Italy has considerably worse problems than Spain, in terms of its debt level, and much less capability to solve them. If the EU were going to impose a new government undemocratically, it had to ensure its government would take the actions needed. As it is, Monti has wimped out in face of Italy’s public sector unions, and Italy’s budget and debt problems are getting worse, not better.
Furthermore, Italy must have an election next March (or lose democratic legitimacy altogether). At that election, it now seems the electorate will be offered three alternatives: further pointless austerity with Monti, a clean departure from the euro followed by an assault on union privileges with Silvio Berlusconi or an outright debt default with Beppe Grillo. Two out of three of these alternatives would lead to debt default, while all three would probably lead to departure from the euro, since under Monti the bailouts would get too great for the German people to stand.
Finally, France is currently not in investors’ sights, with its 10-year bonds yielding 2.2% rather than 6-7% as in the case of Spain and Italy. Here investors are being irrationally optimistic in not panicking. The new French government has introduced a 75% tax rate, plus a swingeing wealth tax, and has reversed most of the very modest fiscal reforms introduced by the previous government.

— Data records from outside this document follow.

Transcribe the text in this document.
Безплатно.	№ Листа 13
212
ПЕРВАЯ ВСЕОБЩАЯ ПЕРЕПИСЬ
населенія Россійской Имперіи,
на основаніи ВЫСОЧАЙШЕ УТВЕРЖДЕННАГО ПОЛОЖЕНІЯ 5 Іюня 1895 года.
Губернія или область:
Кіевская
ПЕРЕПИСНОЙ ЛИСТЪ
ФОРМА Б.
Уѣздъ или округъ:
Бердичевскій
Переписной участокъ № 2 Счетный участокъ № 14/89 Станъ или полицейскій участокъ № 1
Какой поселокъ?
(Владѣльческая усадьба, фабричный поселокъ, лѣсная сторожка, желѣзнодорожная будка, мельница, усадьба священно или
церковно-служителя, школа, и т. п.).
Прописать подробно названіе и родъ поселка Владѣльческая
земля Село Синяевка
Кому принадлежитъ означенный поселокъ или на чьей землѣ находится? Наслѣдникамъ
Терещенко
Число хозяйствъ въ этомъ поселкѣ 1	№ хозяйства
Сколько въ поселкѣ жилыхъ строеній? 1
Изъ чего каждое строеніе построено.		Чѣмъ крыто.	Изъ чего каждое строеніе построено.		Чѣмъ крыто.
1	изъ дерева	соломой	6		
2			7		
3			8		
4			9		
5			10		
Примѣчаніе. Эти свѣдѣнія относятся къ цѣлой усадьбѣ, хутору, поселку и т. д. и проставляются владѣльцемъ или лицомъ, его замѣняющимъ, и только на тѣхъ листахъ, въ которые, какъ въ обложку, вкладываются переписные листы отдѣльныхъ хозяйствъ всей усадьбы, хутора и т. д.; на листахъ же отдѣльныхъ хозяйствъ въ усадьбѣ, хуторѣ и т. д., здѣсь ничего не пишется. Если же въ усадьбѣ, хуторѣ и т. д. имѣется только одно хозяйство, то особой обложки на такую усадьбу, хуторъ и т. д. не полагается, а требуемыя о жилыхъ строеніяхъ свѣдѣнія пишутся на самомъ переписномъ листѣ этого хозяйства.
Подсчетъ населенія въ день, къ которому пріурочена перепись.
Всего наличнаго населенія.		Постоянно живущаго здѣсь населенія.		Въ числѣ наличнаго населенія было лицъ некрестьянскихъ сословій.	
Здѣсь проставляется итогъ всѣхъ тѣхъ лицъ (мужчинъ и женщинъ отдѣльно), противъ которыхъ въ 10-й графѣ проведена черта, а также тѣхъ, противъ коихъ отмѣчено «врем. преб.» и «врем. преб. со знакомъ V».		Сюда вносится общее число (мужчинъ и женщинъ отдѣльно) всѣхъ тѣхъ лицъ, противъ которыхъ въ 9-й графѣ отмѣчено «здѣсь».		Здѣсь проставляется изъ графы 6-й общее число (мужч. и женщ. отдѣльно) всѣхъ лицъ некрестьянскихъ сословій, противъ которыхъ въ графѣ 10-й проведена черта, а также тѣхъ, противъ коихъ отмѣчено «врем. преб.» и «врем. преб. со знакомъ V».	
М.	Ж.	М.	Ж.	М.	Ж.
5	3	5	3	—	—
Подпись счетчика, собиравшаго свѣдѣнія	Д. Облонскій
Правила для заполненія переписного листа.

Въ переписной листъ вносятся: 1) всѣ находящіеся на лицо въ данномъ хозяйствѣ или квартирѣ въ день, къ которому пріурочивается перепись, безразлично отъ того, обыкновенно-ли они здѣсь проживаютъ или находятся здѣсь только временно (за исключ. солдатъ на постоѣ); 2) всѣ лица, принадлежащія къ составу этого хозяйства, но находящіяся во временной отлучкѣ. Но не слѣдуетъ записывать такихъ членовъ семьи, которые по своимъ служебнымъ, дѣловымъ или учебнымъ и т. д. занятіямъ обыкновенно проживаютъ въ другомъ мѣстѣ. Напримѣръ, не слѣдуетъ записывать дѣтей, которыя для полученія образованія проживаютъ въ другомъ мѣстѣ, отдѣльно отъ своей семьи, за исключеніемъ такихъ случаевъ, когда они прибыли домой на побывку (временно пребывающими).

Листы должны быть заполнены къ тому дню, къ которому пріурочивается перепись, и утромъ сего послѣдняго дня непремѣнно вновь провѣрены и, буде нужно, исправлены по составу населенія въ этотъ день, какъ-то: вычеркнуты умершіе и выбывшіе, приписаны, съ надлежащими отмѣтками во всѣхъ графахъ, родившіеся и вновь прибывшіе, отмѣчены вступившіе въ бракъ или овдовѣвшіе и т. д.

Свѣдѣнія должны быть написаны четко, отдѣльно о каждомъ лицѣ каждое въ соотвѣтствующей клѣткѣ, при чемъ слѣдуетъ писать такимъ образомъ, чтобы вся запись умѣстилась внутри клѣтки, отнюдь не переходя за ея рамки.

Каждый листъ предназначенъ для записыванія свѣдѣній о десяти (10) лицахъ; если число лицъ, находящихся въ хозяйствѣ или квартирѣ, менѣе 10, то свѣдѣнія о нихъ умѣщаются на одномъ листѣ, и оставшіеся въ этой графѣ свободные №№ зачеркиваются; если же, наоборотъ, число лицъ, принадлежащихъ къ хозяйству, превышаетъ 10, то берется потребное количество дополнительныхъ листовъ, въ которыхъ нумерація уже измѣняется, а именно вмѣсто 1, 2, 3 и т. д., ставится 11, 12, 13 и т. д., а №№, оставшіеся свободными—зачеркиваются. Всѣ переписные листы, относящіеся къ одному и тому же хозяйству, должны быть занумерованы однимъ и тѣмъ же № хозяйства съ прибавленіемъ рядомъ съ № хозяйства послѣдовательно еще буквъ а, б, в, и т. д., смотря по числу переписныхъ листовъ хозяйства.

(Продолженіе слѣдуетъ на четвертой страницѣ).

France’s budget and debt position are both worse than Spain’s, and the new measures will drive wealth out of the country, cause economic decline and thereby worsen France’s debt and budget problems substantially. When investors figure this out, probably toward the end of this year, there will be hell to pay – the French economy is far too big, and French economic policy far too bad, for any bailout to be feasible.
There are thus at least two major confidence destroyers in France and Italy beyond the current problem children of Greece and Spain. Just as with the successive bankruptcies/liquidation rescues of Northern Rock, Bear Stearns, Fannie Mae/Freddie Mac, WaMu, Lehman Brothers, Wachovia and AIG in 2007-08, successive events will deal hammer blows to investor confidence, eventually drying it up altogether. No amount of further "liquidity support" and bailouts will prevent this; the amounts of money involved in the case of Italy and France are simply too great.
Doom is not inevitable. If the euro breaks up, each national currency can find its own level, and national monies can be printed as necessary to fund debt service and government deficits. Inevitably, some countries, probably Greece and France, will overdo the injections of liquidity from their central banks and experience a Weimar Republic-type inflation episode, followed by a partial default on their debt. But that, and the sharp decline in living standards that it will produce, will be purely their problem.
In Italy (probably) and Spain (almost certainly) sufficient discipline will be maintained that the crisis will be solved without default and without further outside intervention. Globally, the break-up of the euro will cause a short-lived downturn, but the new strength in Germany, Finland, the Netherlands and elsewhere, their economies finally freed from the need to bail out their weak sisters, will quickly restore global growth.
In 2008, much subsequent economic malaise could have been solved by the authorities applying the principles of Adam Smith and Walter Bagehot. The same principles can now be applied in the eurozone, and the collapse of investor confidence stopped in its tracks. To adapt a famous Maynard Keynes aphorism, all it will take is the euthanasia of the bureaucrat.